I found the title "On the Incarnation" not misleading, but an understatement. This treatise covers not only the incarnation, but also the Resurrection, and has some sections with apologetics. I was surprised to see similar arguments that I have found in "The Case for Christ." Nihil Novi Sub Sola!
This treatise has influenced C. S. Lewis, especially his book "Mere Christianity," and his speech "Weight of Glory." We have this statement from the beginning that man was created in God's image (Genesis 1:26), as opposed to plant and animal life, and later on in the Bible it says that we are gods (Psalms 82:6) and that we have been made a little lower than Eloheim (Psalms 8:5-most translations render this as angels, but this is a mistranslation!) John Taylor, third president of the Church of Jesus Christ of Latter-day Saints said that we are "a spark of Deity struck from the fire of his eternal blaze." (Gospel Kingdom, 1) There is something here that modern, contemporary Christianity has lost, or at best ignored. A doctrine not taught is a doctrine denied. I am glad to have read this treatise-it gives me a reason to look up and see something else besides smog.
Tholmeena
The historical worth of this work goes without saying, but this edition has been poorly published as a pamphlet with only stapled binding. This work deserves more--at least an intelligent, scholarly introduction should accompany it.
Wire
St. Athanasius brilliantly defines the exact effects of the incarnation of the Word as Christ. His work satisfies the needs of those who are intellectual and desire theology, but also provides down-to-earth inspiration for those to whom complex theology does not appeal.
Dagdarad
I happened upon this little treatise as an Advent devotional and my first real primary source investigation of the Eastern pre-schism Fathers. I have, from time to time, called Athenasius `the most important Church Father that no one has heard of.' I found it a stunning work. His connection to and reliance on the scriptures is evident and his soteriology is fundamentally Pauline. There were no uncomfortable moments which are par for the course when reading the increasingly sacramental Western theologians of this era (even in a great exegete like Augustine). While there are certainly signs of who Athanasius is writing against, it reads devotionally as he is consumed with three basic ideas: (1) humans have marred the image of God bestowed upon them, (2) the Word (his ubiquitous focus on Christ as the pre-existent second person of the Trinity) in his Divine fullness took on full humanness to restore that image, (3) and because of this dual fullness was the Word was able to rescue us by his death. This is Christmas reading in the finest sense...or Easter...or a random Tuesday.

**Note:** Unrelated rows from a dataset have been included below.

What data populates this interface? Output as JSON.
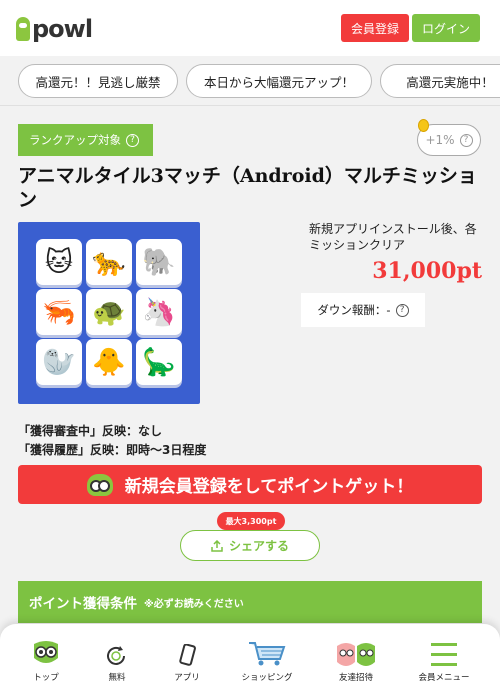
{
  "header": {
    "logo_text": "powl",
    "register_label": "会員登録",
    "login_label": "ログイン"
  },
  "campaign_tabs": [
    {
      "label": "高還元！！見逃し厳禁"
    },
    {
      "label": "本日から大幅還元アップ！"
    },
    {
      "label": "高還元実施中！"
    }
  ],
  "offer": {
    "rank_badge": "ランクアップ対象",
    "bonus_percent": "+1%",
    "title": "アニマルタイル3マッチ（Android）マルチミッション",
    "condition_text": "新規アプリインストール後、各ミッションクリア",
    "points": "31,000pt",
    "down_reward": "ダウン報酬：-",
    "review_status": "「獲得審査中」反映：なし",
    "review_history": "「獲得履歴」反映：即時～3日程度",
    "app_tiles": [
      "🐱",
      "🐆",
      "🐘",
      "🦐",
      "🐢",
      "🦄",
      "🦭",
      "🐥",
      "🦕"
    ]
  },
  "cta": {
    "label": "新規会員登録をしてポイントゲット！"
  },
  "share": {
    "max_label": "最大3,300pt",
    "button_label": "シェアする"
  },
  "conditions": {
    "title": "ポイント獲得条件",
    "note": "※必ずお読みください"
  },
  "bottom_nav": [
    {
      "label": "トップ",
      "icon": "owl-icon"
    },
    {
      "label": "無料",
      "icon": "free-icon"
    },
    {
      "label": "アプリ",
      "icon": "smartphone-icon"
    },
    {
      "label": "ショッピング",
      "icon": "cart-icon"
    },
    {
      "label": "友達招待",
      "icon": "friends-icon"
    },
    {
      "label": "会員メニュー",
      "icon": "menu-icon"
    }
  ],
  "colors": {
    "brand_green": "#7dc242",
    "accent_red": "#f23b3b",
    "app_icon_blue": "#3a5fd0"
  }
}
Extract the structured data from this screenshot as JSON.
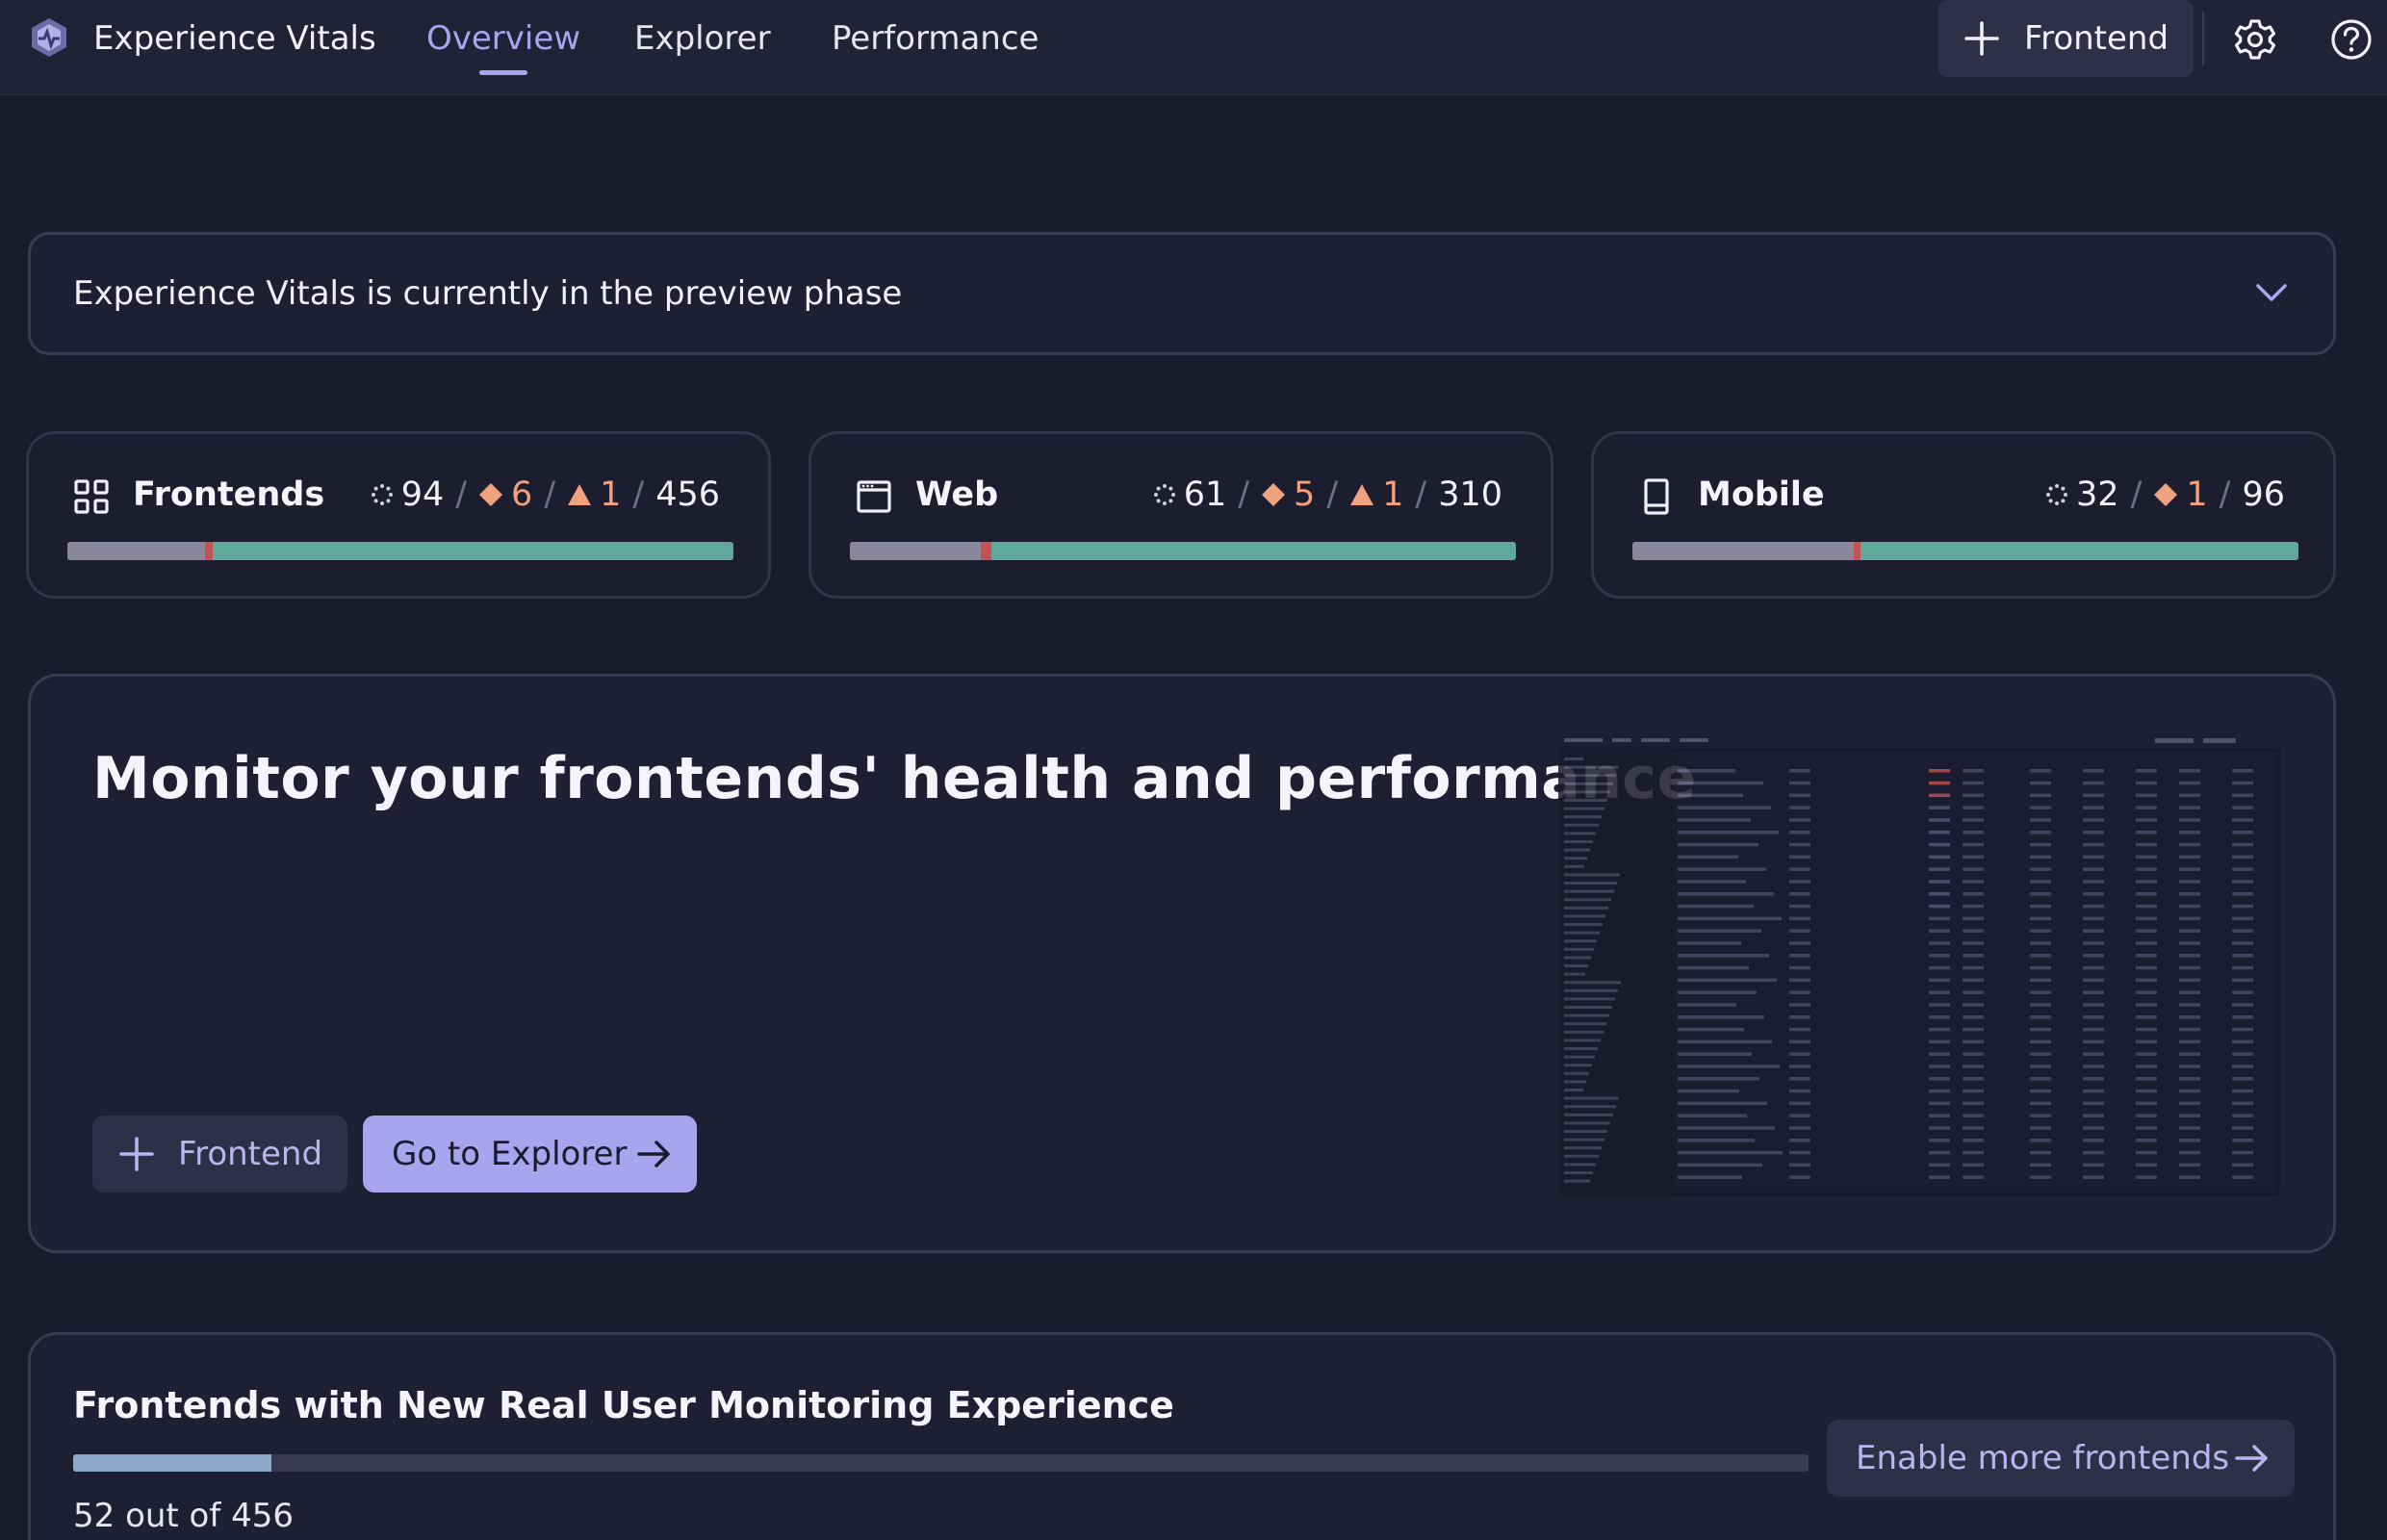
{
  "header": {
    "app_title": "Experience Vitals",
    "tabs": [
      {
        "label": "Overview",
        "active": true
      },
      {
        "label": "Explorer",
        "active": false
      },
      {
        "label": "Performance",
        "active": false
      }
    ],
    "add_button_label": "Frontend",
    "icons": [
      "app-logo-icon",
      "plus-icon",
      "gear-icon",
      "help-icon"
    ]
  },
  "banner": {
    "text": "Experience Vitals is currently in the preview phase"
  },
  "cards": [
    {
      "title": "Frontends",
      "icon": "grid-icon",
      "loading": "94",
      "warnings": "6",
      "alerts": "1",
      "total": "456",
      "bar_gray_fraction": 0.206,
      "bar_red_fraction": 0.012
    },
    {
      "title": "Web",
      "icon": "browser-window-icon",
      "loading": "61",
      "warnings": "5",
      "alerts": "1",
      "total": "310",
      "bar_gray_fraction": 0.197,
      "bar_red_fraction": 0.016
    },
    {
      "title": "Mobile",
      "icon": "mobile-device-icon",
      "loading": "32",
      "warnings": "1",
      "total": "96",
      "bar_gray_fraction": 0.333,
      "bar_red_fraction": 0.01
    }
  ],
  "hero": {
    "title": "Monitor your frontends' health and performance",
    "add_frontend_label": "Frontend",
    "explorer_label": "Go to Explorer"
  },
  "adoption": {
    "title": "Frontends with New Real User Monitoring Experience",
    "count_text": "52 out of 456",
    "enabled": 52,
    "total": 456,
    "enable_button_label": "Enable more frontends"
  },
  "colors": {
    "background": "#1b1b2e",
    "accent": "#a9a4ee",
    "healthy": "#5fa89b",
    "neutral": "#8a879c",
    "problem": "#c45252",
    "warning": "#f0a17e"
  }
}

The other skill the champion of Nicaea brings to the doctrine of the Incarnation is that of analogy. He uses a string of extended similes to describe the human condition and the enfleshing of the Word. My favorite, and the one that best illustrates his argument, was that of a painter who had rendered his image on a canvas that had faded and cracked by misuse.

The King Jamesish translation is unfortunate and while I generally bristle at `introductory comments' that approach the length of the text, a few words about the historical context of this epistle would increase the breadth of its utility and appeal. Also, the price is a little steep for a short amateurishly bound pamphlet. Since it is a public domain document, there are more modern translations online that you could reproduce for a fraction of the cost at Kinkos. But if that sounds like a lot of work or if you need another few bucks to get you over the free shipping threshold, consider this little text.